Un virage stratégique multisectoriel
Pour briser sa dépendance au secteur automobile, qui représente encore l'essentiel de son chiffre d'affaires, Eurostamp active de nouveaux leviers de croissance. L’entreprise oriente désormais son savoir-faire en découpage et emboutissage vers des marchés porteurs tels que l’aéronautique, l’armement et l’agriculture. Le secteur des énergies renouvelables figure également en haut de pile avec des projets concrets dans le photovoltaïque. Cette agilité industrielle vise à stabiliser le carnet de commandes tout en modernisant l'image d'un site historique de la région.
Vers une recomposition du capital
L’avenir d’Eurostamp se joue aussi sur le plan financier.
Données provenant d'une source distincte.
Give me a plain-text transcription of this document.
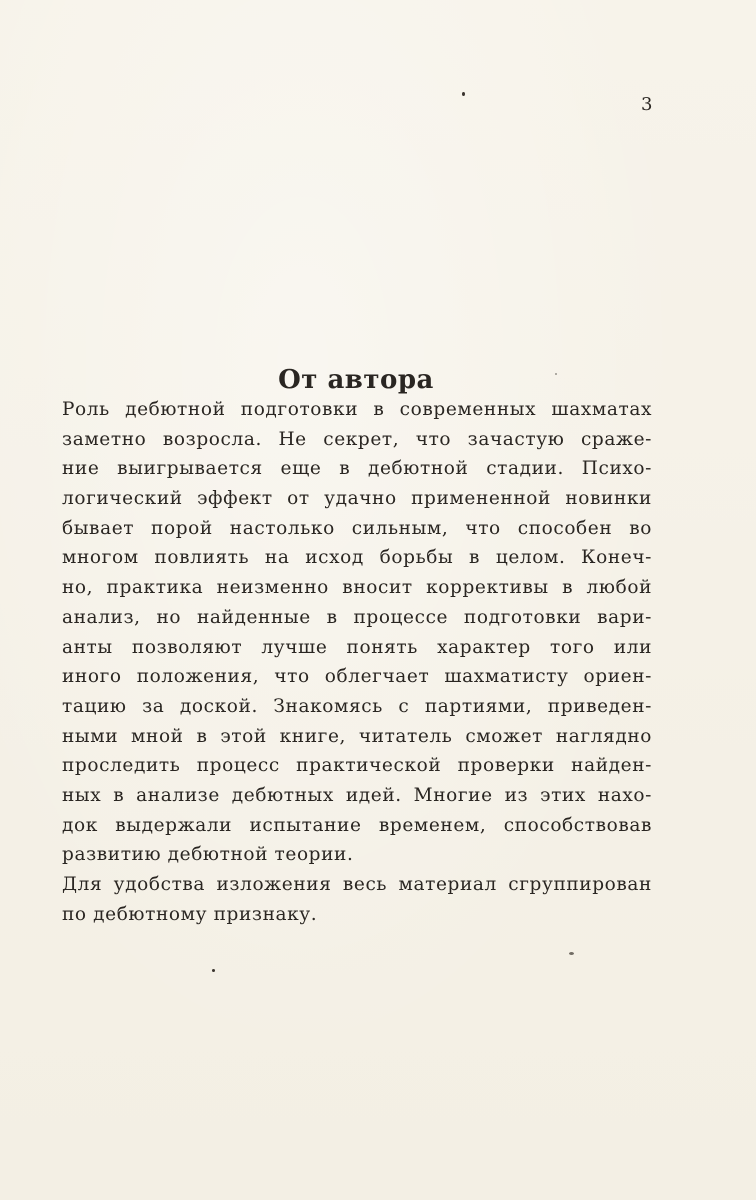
3
От автора
Роль дебютной подготовки в современных шахматах
заметно возросла. Не секрет, что зачастую сраже-
ние выигрывается еще в дебютной стадии. Психо-
логический эффект от удачно примененной новинки
бывает порой настолько сильным, что способен во
многом повлиять на исход борьбы в целом. Конеч-
но, практика неизменно вносит коррективы в любой
анализ, но найденные в процессе подготовки вари-
анты позволяют лучше понять характер того или
иного положения, что облегчает шахматисту ориен-
тацию за доской. Знакомясь с партиями, приведен-
ными мной в этой книге, читатель сможет наглядно
проследить процесс практической проверки найден-
ных в анализе дебютных идей. Многие из этих нахо-
док выдержали испытание временем, способствовав
развитию дебютной теории.
Для удобства изложения весь материал сгруппирован
по дебютному признаку.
Des discussions avancées sont actuellement menées avec un investisseur pour une prise de participation majoritaire, un signal fort pour la pérennité du site de Villers-la-Montagne. Malgré le recours à l'activité partielle, le climat social reste constructif, salué par le préfet comme un atout maître pour réussir cette transition. Cette restructuration, mêlant soutien public et capitaux privés, doit permettre à l'équipementier de retrouver sa pleine puissance industrielle.
Grâce à cette réinvention, Eurostamp espère transformer la crise actuelle en un tremplin vers une industrie lorraine plus résiliente et diversifiée.